Hij is aan de mensen gelijk geworden.

Als mens verschenen
heeft Hij zich vernederd;
hij werd gehoorzaam tot de dood,
de dood aan een kruis.

Daarom ook heeft God Hem hoog verheven
en Hem de naam verleend
die boven alle namen staat,
opdat in de naam van Jezus
iedere knie zich zou buigen,
in de hemel, op aarde en onder de aarde,
en iedere tong zou belijden
tot eer van God, de Vader:
de Heer, dat is Jezus Christus.

Pre-Paulinische hymne

“Een naam krijgen boven alle namen”: dit is dus precies wat Metatron overkomt, die naast zijn eigen naam, waarin alle hemelingen de knie buigen, de naam “Kleine JHWH” krijgt. Er is wel beweerd dat Paulus Jezus, die zelf een Wetgetrouwe jood was geweest, tot een god promoveerde omdat dit voor Paulus’ heidense toehoorders beter te begrijpen was, maar dit kan niet het hele verhaal zijn, aangezien Paulus in de Filippenzenbrief een bestaande hymne citeert. Die is dus gecomponeerd vóór Paulus zich tot de heidenen richtte en moet daarom zijn ontstaan in een joods milieu – namelijk onder Jezus’ eigen joodse volgelingen.

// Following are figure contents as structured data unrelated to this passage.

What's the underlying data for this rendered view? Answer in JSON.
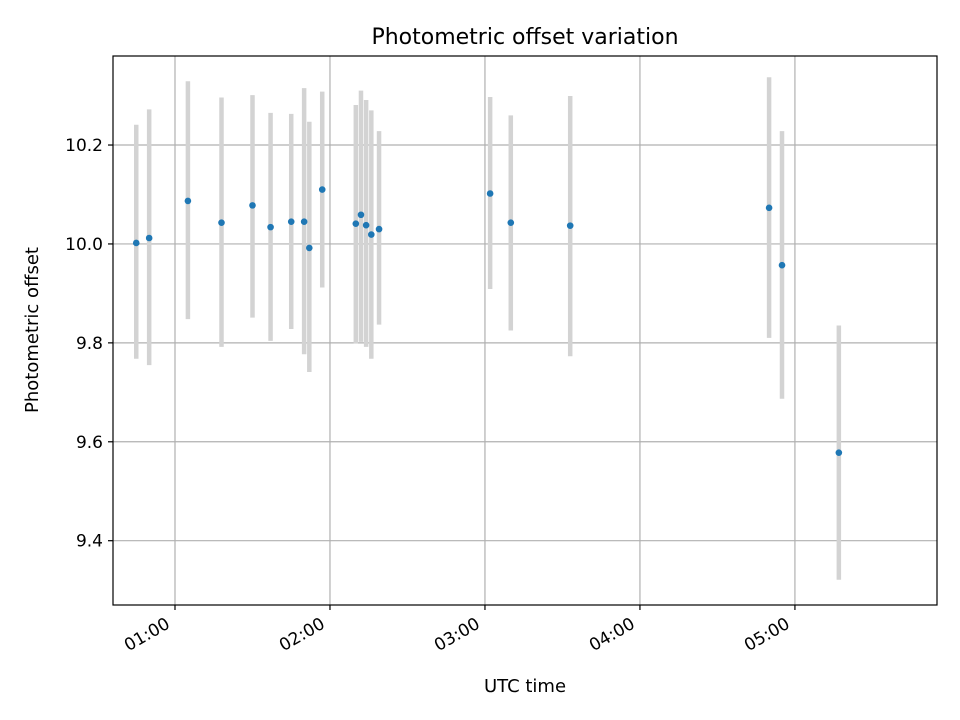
{
  "chart_data": {
    "type": "scatter",
    "title": "Photometric offset variation",
    "xlabel": "UTC time",
    "ylabel": "Photometric offset",
    "x_unit": "hours UTC",
    "xlim": [
      "00:36",
      "05:55"
    ],
    "ylim": [
      9.27,
      10.38
    ],
    "x_ticks": [
      "01:00",
      "02:00",
      "03:00",
      "04:00",
      "05:00"
    ],
    "y_ticks": [
      9.4,
      9.6,
      9.8,
      10.0,
      10.2
    ],
    "y_tick_labels": [
      "9.4",
      "9.6",
      "9.8",
      "10.0",
      "10.2"
    ],
    "grid": true,
    "colors": {
      "points": "#1f77b4",
      "error_bars": "#d3d3d3",
      "grid": "#b0b0b0"
    },
    "points": [
      {
        "time": "00:45",
        "y": 10.002,
        "y_low": 9.768,
        "y_high": 10.241
      },
      {
        "time": "00:50",
        "y": 10.012,
        "y_low": 9.755,
        "y_high": 10.272
      },
      {
        "time": "01:05",
        "y": 10.087,
        "y_low": 9.848,
        "y_high": 10.329
      },
      {
        "time": "01:18",
        "y": 10.043,
        "y_low": 9.792,
        "y_high": 10.296
      },
      {
        "time": "01:30",
        "y": 10.078,
        "y_low": 9.851,
        "y_high": 10.301
      },
      {
        "time": "01:37",
        "y": 10.034,
        "y_low": 9.804,
        "y_high": 10.265
      },
      {
        "time": "01:45",
        "y": 10.045,
        "y_low": 9.828,
        "y_high": 10.263
      },
      {
        "time": "01:50",
        "y": 10.045,
        "y_low": 9.777,
        "y_high": 10.315
      },
      {
        "time": "01:52",
        "y": 9.992,
        "y_low": 9.741,
        "y_high": 10.247
      },
      {
        "time": "01:57",
        "y": 10.11,
        "y_low": 9.912,
        "y_high": 10.308
      },
      {
        "time": "02:10",
        "y": 10.041,
        "y_low": 9.799,
        "y_high": 10.281
      },
      {
        "time": "02:12",
        "y": 10.059,
        "y_low": 9.802,
        "y_high": 10.31
      },
      {
        "time": "02:14",
        "y": 10.038,
        "y_low": 9.792,
        "y_high": 10.291
      },
      {
        "time": "02:16",
        "y": 10.019,
        "y_low": 9.768,
        "y_high": 10.27
      },
      {
        "time": "02:19",
        "y": 10.03,
        "y_low": 9.837,
        "y_high": 10.228
      },
      {
        "time": "03:02",
        "y": 10.102,
        "y_low": 9.909,
        "y_high": 10.297
      },
      {
        "time": "03:10",
        "y": 10.043,
        "y_low": 9.825,
        "y_high": 10.26
      },
      {
        "time": "03:33",
        "y": 10.037,
        "y_low": 9.773,
        "y_high": 10.299
      },
      {
        "time": "04:50",
        "y": 10.073,
        "y_low": 9.81,
        "y_high": 10.337
      },
      {
        "time": "04:55",
        "y": 9.957,
        "y_low": 9.687,
        "y_high": 10.228
      },
      {
        "time": "05:17",
        "y": 9.578,
        "y_low": 9.321,
        "y_high": 9.835
      }
    ]
  }
}
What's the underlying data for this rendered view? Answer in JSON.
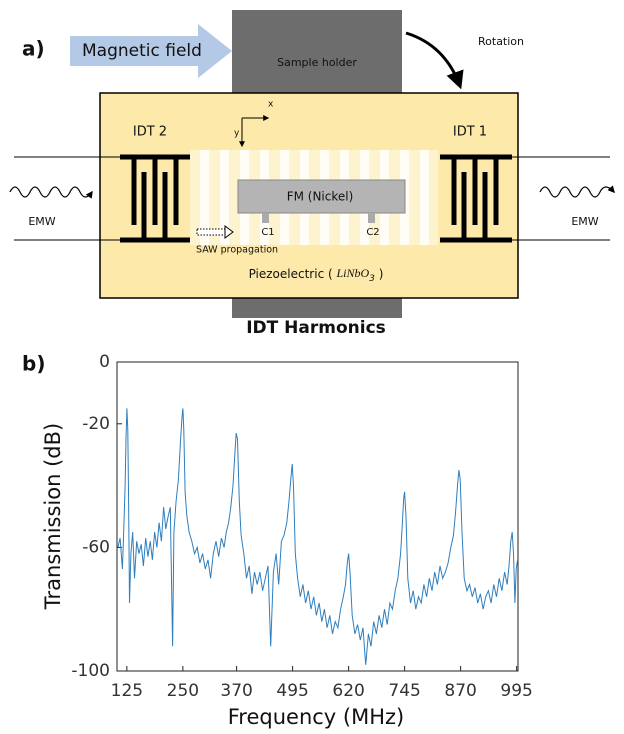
{
  "diagram": {
    "panel_a": "a)",
    "panel_b": "b)",
    "magnetic_field": "Magnetic field",
    "sample_holder": "Sample holder",
    "rotation": "Rotation",
    "idt2": "IDT 2",
    "idt1": "IDT 1",
    "emw_left": "EMW",
    "emw_right": "EMW",
    "fm": "FM (Nickel)",
    "c1": "C1",
    "c2": "C2",
    "saw": "SAW propagation",
    "axis_x": "x",
    "axis_y": "y",
    "substrate": [
      "Piezoelectric (",
      "LiNbO",
      "3",
      ")"
    ]
  },
  "chart_data": {
    "type": "line",
    "title": "IDT Harmonics",
    "x_label": "Frequency (MHz)",
    "y_label": "Transmission (dB)",
    "color": "#2f7ebd",
    "xlim": [
      103,
      998
    ],
    "ylim": [
      -100,
      0
    ],
    "xticks": [
      125,
      250,
      370,
      495,
      620,
      745,
      870,
      995
    ],
    "yticks": [
      0,
      -20,
      -60,
      -100
    ],
    "x": [
      105,
      110,
      115,
      118,
      121,
      123,
      125,
      127,
      129,
      131,
      134,
      138,
      142,
      147,
      152,
      157,
      162,
      167,
      172,
      177,
      182,
      187,
      192,
      197,
      202,
      207,
      212,
      217,
      222,
      227,
      230,
      235,
      240,
      245,
      248,
      250,
      252,
      255,
      259,
      264,
      270,
      276,
      282,
      288,
      294,
      300,
      306,
      312,
      318,
      324,
      330,
      336,
      342,
      347,
      352,
      357,
      362,
      366,
      369,
      372,
      376,
      380,
      386,
      392,
      398,
      404,
      410,
      416,
      422,
      428,
      434,
      440,
      446,
      452,
      458,
      464,
      470,
      476,
      482,
      487,
      491,
      494,
      497,
      501,
      506,
      512,
      518,
      524,
      530,
      536,
      542,
      548,
      554,
      560,
      566,
      572,
      578,
      584,
      590,
      596,
      602,
      608,
      613,
      617,
      620,
      623,
      628,
      634,
      640,
      646,
      652,
      658,
      664,
      670,
      676,
      682,
      688,
      694,
      700,
      706,
      712,
      718,
      724,
      730,
      736,
      740,
      743,
      745,
      748,
      752,
      758,
      764,
      770,
      776,
      782,
      788,
      794,
      800,
      806,
      812,
      818,
      824,
      830,
      836,
      842,
      848,
      854,
      859,
      863,
      866,
      869,
      873,
      878,
      884,
      890,
      896,
      902,
      908,
      914,
      920,
      926,
      932,
      938,
      944,
      950,
      956,
      962,
      968,
      974,
      978,
      982,
      985,
      988,
      991,
      994,
      997
    ],
    "values": [
      -60,
      -57,
      -67,
      -55,
      -40,
      -25,
      -15,
      -22,
      -45,
      -78,
      -62,
      -55,
      -70,
      -58,
      -62,
      -59,
      -66,
      -57,
      -63,
      -58,
      -64,
      -55,
      -60,
      -52,
      -58,
      -47,
      -54,
      -50,
      -47,
      -92,
      -55,
      -45,
      -38,
      -25,
      -18,
      -15,
      -22,
      -42,
      -50,
      -55,
      -58,
      -62,
      -60,
      -65,
      -62,
      -67,
      -64,
      -70,
      -62,
      -58,
      -63,
      -57,
      -60,
      -55,
      -52,
      -47,
      -40,
      -30,
      -23,
      -25,
      -45,
      -56,
      -62,
      -70,
      -66,
      -75,
      -68,
      -72,
      -68,
      -74,
      -70,
      -66,
      -92,
      -68,
      -62,
      -72,
      -58,
      -56,
      -52,
      -45,
      -38,
      -33,
      -40,
      -62,
      -70,
      -76,
      -72,
      -78,
      -74,
      -80,
      -76,
      -82,
      -78,
      -84,
      -80,
      -86,
      -82,
      -88,
      -84,
      -86,
      -80,
      -76,
      -72,
      -65,
      -62,
      -68,
      -82,
      -88,
      -85,
      -90,
      -86,
      -98,
      -88,
      -92,
      -84,
      -88,
      -82,
      -86,
      -80,
      -85,
      -78,
      -80,
      -74,
      -70,
      -62,
      -52,
      -44,
      -42,
      -50,
      -70,
      -78,
      -74,
      -80,
      -76,
      -78,
      -72,
      -76,
      -70,
      -74,
      -68,
      -72,
      -66,
      -70,
      -68,
      -65,
      -60,
      -56,
      -48,
      -40,
      -35,
      -38,
      -55,
      -70,
      -74,
      -72,
      -76,
      -73,
      -78,
      -75,
      -80,
      -76,
      -74,
      -78,
      -72,
      -76,
      -70,
      -74,
      -68,
      -72,
      -66,
      -58,
      -55,
      -62,
      -78,
      -67,
      -64
    ]
  }
}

Dit is bepaald niet de enige keer dat de vroege christenen zich bedienen van een “hoge christologie”. Het feit dat ze Jezus aanduidden als “de heer” is ook vrij significant, want dit was de uitdrukking die joden gebruikten om God zelf aan te duiden, wiens naam niet mocht worden uitgesproken. Dat degene die zou worden verheven, eerst diende te lijden, is ook al niet onjoods: het is het thema van de Zelfverheerlijkingshymne, een van de Dode Zee-rollen.

Van mens naar god

Waar ik heen wil: terwijl Jezus een wijsheidsleraar was die eigen halachische opvattingen verkondigde en verwachtte dat de eindtijd zou aanbreken, beschouwden zijn leerlingen hem als de lagere godheid uit de Henochitische literatuur. (Ik denk dat de argumenten dat Jezus dit ook zelf heeft gedacht, vrij sterk zijn.) De nieuwe religie was niet zuiver monotheïstisch en dat is een nuancering van het beeld van een monotheïstisch christendom dat opbloeide in een wereld die werd gedomineerd door een polytheïstisch heidendom.

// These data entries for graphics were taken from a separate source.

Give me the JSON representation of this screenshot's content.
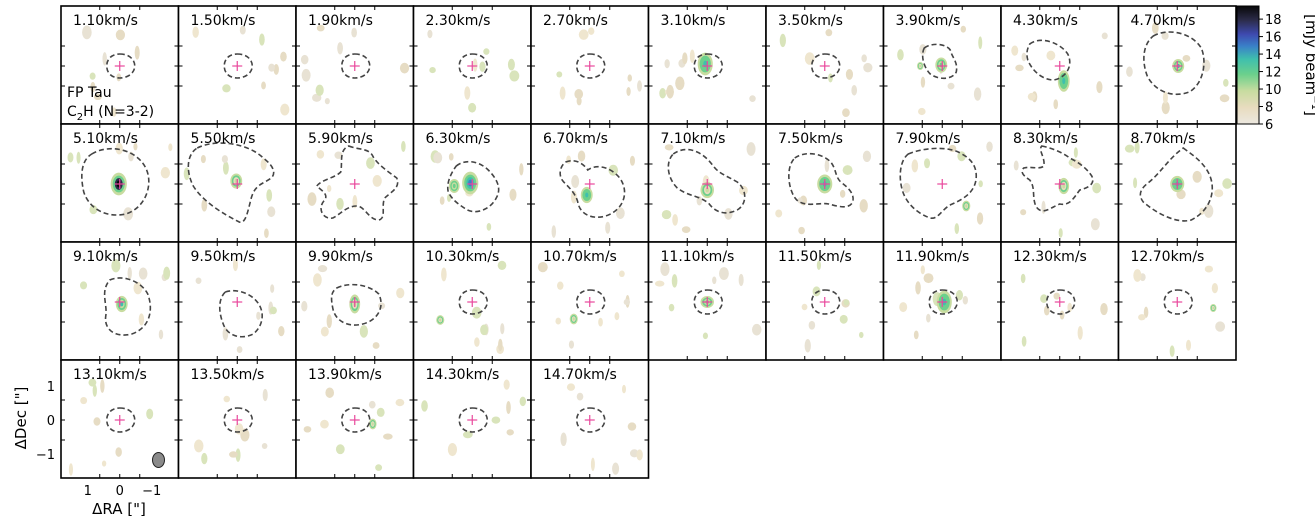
{
  "chart_data": {
    "type": "heatmap",
    "title": "",
    "source_label": "FP Tau",
    "line_label_main": "C",
    "line_label_sub": "2",
    "line_label_tail": "H (N=3-2)",
    "xlabel": "ΔRA [\"]",
    "ylabel": "ΔDec [\"]",
    "x_ticks": [
      "1",
      "0",
      "−1"
    ],
    "y_ticks": [
      "1",
      "0",
      "−1"
    ],
    "colorbar": {
      "label": "[mJy beam",
      "label_sup": "−1",
      "label_end": "]",
      "ticks": [
        "18",
        "16",
        "14",
        "12",
        "10",
        "8",
        "6"
      ],
      "range": [
        6,
        19.5
      ],
      "colors": [
        "#ece8e0",
        "#e8dcbf",
        "#c8dca0",
        "#6cd08c",
        "#3fbfad",
        "#3a80c8",
        "#3e4ab0",
        "#2c2c4a",
        "#080808"
      ]
    },
    "channels": [
      {
        "label": "1.10km/s",
        "mask": "circle",
        "blobs": []
      },
      {
        "label": "1.50km/s",
        "mask": "circle",
        "blobs": []
      },
      {
        "label": "1.90km/s",
        "mask": "circle",
        "blobs": []
      },
      {
        "label": "2.30km/s",
        "mask": "circle",
        "blobs": []
      },
      {
        "label": "2.70km/s",
        "mask": "circle",
        "blobs": []
      },
      {
        "label": "3.10km/s",
        "mask": "circle",
        "blobs": [
          {
            "x": 0.1,
            "y": 0.1,
            "rx": 0.28,
            "ry": 0.42,
            "peak": 13
          }
        ]
      },
      {
        "label": "3.50km/s",
        "mask": "circle",
        "blobs": []
      },
      {
        "label": "3.90km/s",
        "mask": "ellipse_ne",
        "blobs": [
          {
            "x": 0.05,
            "y": 0.05,
            "rx": 0.22,
            "ry": 0.28,
            "peak": 11
          },
          {
            "x": 1.1,
            "y": 0.0,
            "rx": 0.12,
            "ry": 0.15,
            "peak": 9
          }
        ]
      },
      {
        "label": "4.30km/s",
        "mask": "tilted",
        "blobs": [
          {
            "x": -0.2,
            "y": -0.75,
            "rx": 0.22,
            "ry": 0.4,
            "peak": 13
          }
        ]
      },
      {
        "label": "4.70km/s",
        "mask": "blob_big",
        "blobs": [
          {
            "x": -0.05,
            "y": 0.0,
            "rx": 0.22,
            "ry": 0.26,
            "peak": 12
          }
        ]
      },
      {
        "label": "5.10km/s",
        "mask": "big_round",
        "blobs": [
          {
            "x": 0.05,
            "y": 0.0,
            "rx": 0.3,
            "ry": 0.42,
            "peak": 19
          }
        ]
      },
      {
        "label": "5.50km/s",
        "mask": "irregular_a",
        "blobs": [
          {
            "x": 0.05,
            "y": 0.15,
            "rx": 0.22,
            "ry": 0.28,
            "peak": 10
          }
        ]
      },
      {
        "label": "5.90km/s",
        "mask": "star",
        "blobs": []
      },
      {
        "label": "6.30km/s",
        "mask": "irregular_b",
        "blobs": [
          {
            "x": 0.1,
            "y": 0.05,
            "rx": 0.3,
            "ry": 0.42,
            "peak": 14
          },
          {
            "x": 0.9,
            "y": -0.1,
            "rx": 0.2,
            "ry": 0.26,
            "peak": 11
          }
        ]
      },
      {
        "label": "6.70km/s",
        "mask": "peanut",
        "blobs": [
          {
            "x": 0.15,
            "y": -0.55,
            "rx": 0.22,
            "ry": 0.3,
            "peak": 13
          }
        ]
      },
      {
        "label": "7.10km/s",
        "mask": "peanut_wide",
        "blobs": [
          {
            "x": 0.0,
            "y": -0.3,
            "rx": 0.25,
            "ry": 0.3,
            "peak": 9
          }
        ]
      },
      {
        "label": "7.50km/s",
        "mask": "irregular_c",
        "blobs": [
          {
            "x": 0.0,
            "y": 0.0,
            "rx": 0.28,
            "ry": 0.35,
            "peak": 13
          }
        ]
      },
      {
        "label": "7.90km/s",
        "mask": "irregular_d",
        "blobs": [
          {
            "x": -1.2,
            "y": -1.1,
            "rx": 0.15,
            "ry": 0.2,
            "peak": 10
          }
        ]
      },
      {
        "label": "8.30km/s",
        "mask": "notch",
        "blobs": [
          {
            "x": -0.2,
            "y": -0.1,
            "rx": 0.2,
            "ry": 0.3,
            "peak": 10
          }
        ]
      },
      {
        "label": "8.70km/s",
        "mask": "diamond",
        "blobs": [
          {
            "x": 0.0,
            "y": 0.0,
            "rx": 0.26,
            "ry": 0.3,
            "peak": 13
          }
        ]
      },
      {
        "label": "9.10km/s",
        "mask": "round_big",
        "blobs": [
          {
            "x": -0.1,
            "y": -0.1,
            "rx": 0.22,
            "ry": 0.3,
            "peak": 12
          }
        ]
      },
      {
        "label": "9.50km/s",
        "mask": "round_med",
        "blobs": []
      },
      {
        "label": "9.90km/s",
        "mask": "oval_med",
        "blobs": [
          {
            "x": 0.0,
            "y": -0.1,
            "rx": 0.2,
            "ry": 0.35,
            "peak": 10
          }
        ]
      },
      {
        "label": "10.30km/s",
        "mask": "circle",
        "blobs": [
          {
            "x": 1.6,
            "y": -0.9,
            "rx": 0.15,
            "ry": 0.18,
            "peak": 10
          }
        ]
      },
      {
        "label": "10.70km/s",
        "mask": "circle",
        "blobs": [
          {
            "x": 0.8,
            "y": -0.85,
            "rx": 0.15,
            "ry": 0.2,
            "peak": 10
          }
        ]
      },
      {
        "label": "11.10km/s",
        "mask": "circle",
        "blobs": [
          {
            "x": 0.0,
            "y": 0.0,
            "rx": 0.25,
            "ry": 0.22,
            "peak": 11
          }
        ]
      },
      {
        "label": "11.50km/s",
        "mask": "circle",
        "blobs": []
      },
      {
        "label": "11.90km/s",
        "mask": "circle",
        "blobs": [
          {
            "x": -0.1,
            "y": 0.0,
            "rx": 0.28,
            "ry": 0.42,
            "peak": 13
          }
        ]
      },
      {
        "label": "12.30km/s",
        "mask": "circle",
        "blobs": []
      },
      {
        "label": "12.70km/s",
        "mask": "circle",
        "blobs": [
          {
            "x": -1.8,
            "y": -0.3,
            "rx": 0.12,
            "ry": 0.15,
            "peak": 10
          }
        ]
      },
      {
        "label": "13.10km/s",
        "mask": "circle",
        "blobs": []
      },
      {
        "label": "13.50km/s",
        "mask": "circle",
        "blobs": []
      },
      {
        "label": "13.90km/s",
        "mask": "circle",
        "blobs": [
          {
            "x": -0.9,
            "y": -0.2,
            "rx": 0.14,
            "ry": 0.2,
            "peak": 10
          }
        ]
      },
      {
        "label": "14.30km/s",
        "mask": "circle",
        "blobs": []
      },
      {
        "label": "14.70km/s",
        "mask": "circle",
        "blobs": []
      }
    ]
  }
}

Hetgeen ons brengt op de andere kant van de zaak: was dat heidendom wel zo polytheïstisch? Daarover straks, als we het ook hebben over de vraag hoe het jodendom en christendom zich richting “echt” monotheïsme ontwikkelden, en hoe die ontwikkeling ons beeld van het antieke religieuze leven heeft gevormd. En dáárvoor nog een andere vraag: waarom is Henoch zo onbekend?

Deel dit:

5 gedachtes over “Een naam boven alle namen

  1. “Ik denk dat de argumenten dat Jezus dit ook zelf heeft gedacht, vrij sterk zijn”.

    Geredeneerd als een goddeloze.. eehh.. niet-gelovige 😉

    Als historicus zou ik zeggen ‘zoals de bronschrijver Jezus zichzelf laat afschilderen’, want via de geschreven tekst van iemand anders in het hoofd kruipen van iemand die 2000 jaar geleden leefde vind ik nog steeds bijzonder lastig. Het is al lastig genoeg om dat te doen met iemand die je kent, omdat iemand zich tenslotte anders kan presenteren dan dat hij over zichzelf denkt.

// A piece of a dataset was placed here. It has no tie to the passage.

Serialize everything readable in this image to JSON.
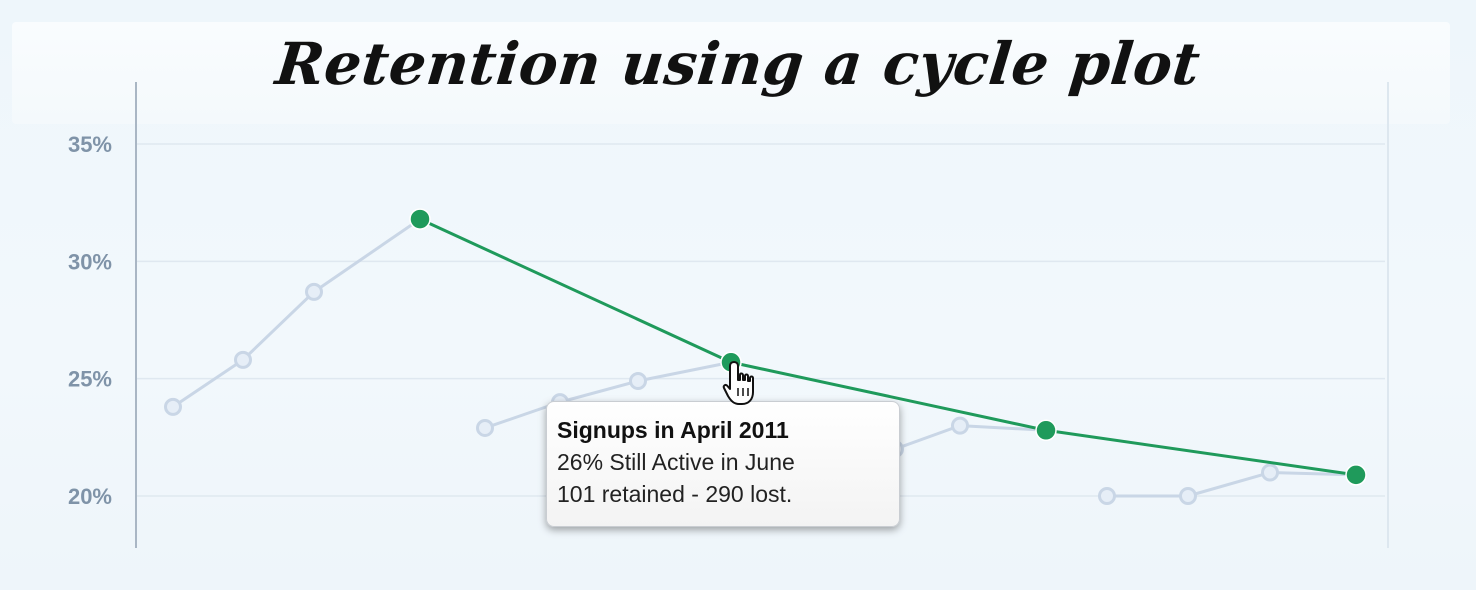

    Als gelovige vind ik dit een conclusie die ik niet kan ondersteunen omdat Jezus daar in andere bronnen ook andere uitspraken over doet.

    1. Het achterliggende argument is dat de “hoge christologie” op zoveel plaatsen opduikt (Paulus, Johannes). Het is meervoudig geattesteerd. Eigenlijk is ook het criterium van de gêne aanwezig. Het is immers slecht te rijmen met mainstream-jodendom.

  2. Dirk

    Hoe joods is de christologie van Johannes? Als hij het woord logos gebruikt, doet hij dat dan in een joodse context (waarnaar je hierboven verwijst) of in een Grieks-filosofische context? Of mogen we in zijn periode en omgeving geen onderscheid maken tussen die twee?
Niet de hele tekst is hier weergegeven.